En 1887, Jeanne-Marie et Claude ont la joie de devenir arrière-grands-parents. Au seuil des années 1890, ils vivent toujours à Varennes-sous-Dun. Jeanne-Marie sait que bientôt, dans quelques mois ou quelques années, la Faucheuse reviendra, et cette fois- ci, ce sera la bonne. La rencontre suivante a lieu le  7 février 1891. De nouveau, elle sent le souffle glacial, à son oreille, la face hideuse de la Mort, son haleine méphitique tout près de son visage, et le murmure narquois: '' ce n'est pas ton heure''. La lame s'abaisse. Claude Durix, qui fut son époux pendant cinquante-huit ans, gît, froid et raide, sa vieille âme a été emportée. Jeanne-Marie vit maintenant seule à Varennes.


C'est à cette époque que sa fille Jeanne-Marie Franc, qui est épicière à La Clayette, est fauchée à son tour: le 1er mai 1895, cette dernière est en train de jardiner dans son potager lorsqu'elle s'effondre brutalement et tombe dans une mare. Son fils la retrouve raide morte quelques instants plus tard. Jeanne-Marie Bajard, veuve Durix, enterre son quatrième enfant. Et la Mort n'a pas terminé son jeu cruel.


Article paru dans le Courrier de Saône-et-Loire relatant le décès tragique de Jeanne-Marie Franc ( source : retronews)
Article paru dans le Courrier de Saône-et-Loire relatant le décès tragique de Jeanne-Marie Franc ( source : retronews)

Eugénie, l'une des filles de la défunte Jeanne-Marie , qui est jeune mariée et vit à Clermont-Ferrand , meurt d'une péritonite le 18 février 1897.


Extrait de l'acte de décès d'Eugénie Franc ( source: Archives départementales du Puy-de-Dôme) Étrangement, la cause du décès est précisée en marge.
Extrait de l'acte de décès d'Eugénie Franc ( source: Archives départementales du Puy-de-Dôme) Étrangement, la cause du décès est précisée en marge.

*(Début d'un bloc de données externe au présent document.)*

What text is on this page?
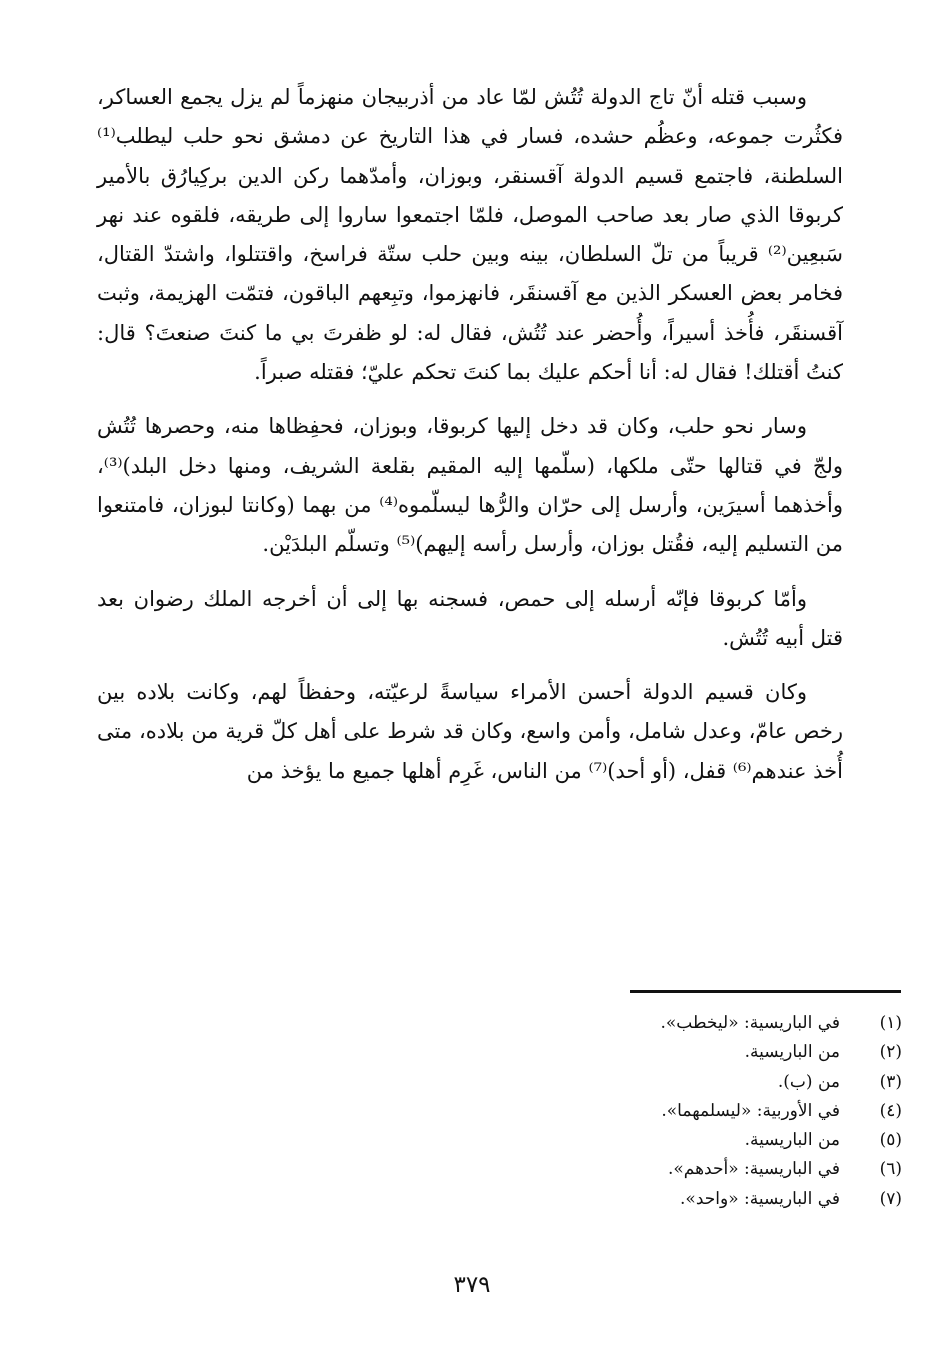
وسبب قتله أنّ تاج الدولة تُتُش لمّا عاد من أذربيجان منهزماً لم يزل يجمع العساكر، فكثُرت جموعه، وعظُم حشده، فسار في هذا التاريخ عن دمشق نحو حلب ليطلب⁽¹⁾ السلطنة، فاجتمع قسيم الدولة آقسنقر، وبوزان، وأمدّهما ركن الدين بركِيارُق بالأمير كربوقا الذي صار بعد صاحب الموصل، فلمّا اجتمعوا ساروا إلى طريقه، فلقوه عند نهر سَبعِين⁽²⁾ قريباً من تلّ السلطان، بينه وبين حلب ستّة فراسخ، واقتتلوا، واشتدّ القتال، فخامر بعض العسكر الذين مع آقسنقَر، فانهزموا، وتبِعهم الباقون، فتمّت الهزيمة، وثبت آقسنقَر، فأُخذ أسيراً، وأُحضر عند تُتُش، فقال له: لو ظفرتَ بي ما كنتَ صنعتَ؟ قال: كنتُ أقتلك! فقال له: أنا أحكم عليك بما كنتَ تحكم عليّ؛ فقتله صبراً.

وسار نحو حلب، وكان قد دخل إليها كربوقا، وبوزان، فحفِظاها منه، وحصرها تُتُش ولجّ في قتالها حتّى ملكها، (سلّمها إليه المقيم بقلعة الشريف، ومنها دخل البلد)⁽³⁾، وأخذهما أسيرَين، وأرسل إلى حرّان والرُّها ليسلّموه⁽⁴⁾ من بهما (وكانتا لبوزان، فامتنعوا من التسليم إليه، فقُتل بوزان، وأرسل رأسه إليهم)⁽⁵⁾ وتسلّم البلدَيْن.

وأمّا كربوقا فإنّه أرسله إلى حمص، فسجنه بها إلى أن أخرجه الملك رضوان بعد قتل أبيه تُتُش.

وكان قسيم الدولة أحسن الأمراء سياسةً لرعيّته، وحفظاً لهم، وكانت بلاده بين رخص عامّ، وعدل شامل، وأمن واسع، وكان قد شرط على أهل كلّ قرية من بلاده، متى أُخذ عندهم⁽⁶⁾ قفل، (أو أحد)⁽⁷⁾ من الناس، غَرِم أهلها جميع ما يؤخذ من

(١)
في الباريسية: «ليخطب».
(٢)
من الباريسية.
(٣)
من (ب).
(٤)
في الأوربية: «ليسلمهما».
(٥)
من الباريسية.
(٦)
في الباريسية: «أحدهم».
(٧)
في الباريسية: «واحد».
٣٧٩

Et le destin s'acharne sur la famille Franc: le gendre Gabriel Franc ne se remet pas de la mort brutale de sa femme et de sa fille, et les rejoint en avril 1897. La Faucheuse reviendra bientôt.


Elle frappe par deux fois en 1899: le 14 juin meurt Claudine Puillet, soeur cadette d'Eugénie et mère d'une petite fille de sept ans; le 3 septembre c'est Jules, leur frère aîné, pharmacien à La Clayette , qui est emporté à seulement trente-trois ans. Il laisse derrière lui deux enfants de deux et quatre ans.


Jeanne-Marie part vivre à La Chapelle sous Dun, probablement dans la famille de sa petite-fille Claudine Puillet. À son âge - elle aura quatre-vingt-quatre ans à l'automne - pourra-t-elle encore longtemps supporter toute cette souffrance ? Hormis ses parents, son époux et sa jeune soeur, elle aura vu mourir quatre de ses six enfants, et cinq petits-enfants. Connaîtra-t-elle bientôt la délivrance dernière?


Carte postale de La Chapelle sous Dun, où Jeanne-Marie passa les dernières années de sa vie
Carte postale de La Chapelle sous Dun, où Jeanne-Marie passa les dernières années de sa vie

Un an plus tard, alors que l'on célèbre la fête nationale, elle pressent l'ultime rendez-vous pour bientôt. Le lendemain, sa vieille ennemie est à son chevet. Son heure est venue. Après l'avoir si souvent tourmentée, la Faucheuse lui a-t-elle fait la faveur d'une mort douce? Jeanne-Marie Bajard a-t-elle quitté ce monde paisiblement ? Son acte de décès, en date du 15 juillet 1900, ne le précise pas, mais je l'espère de tout coeur.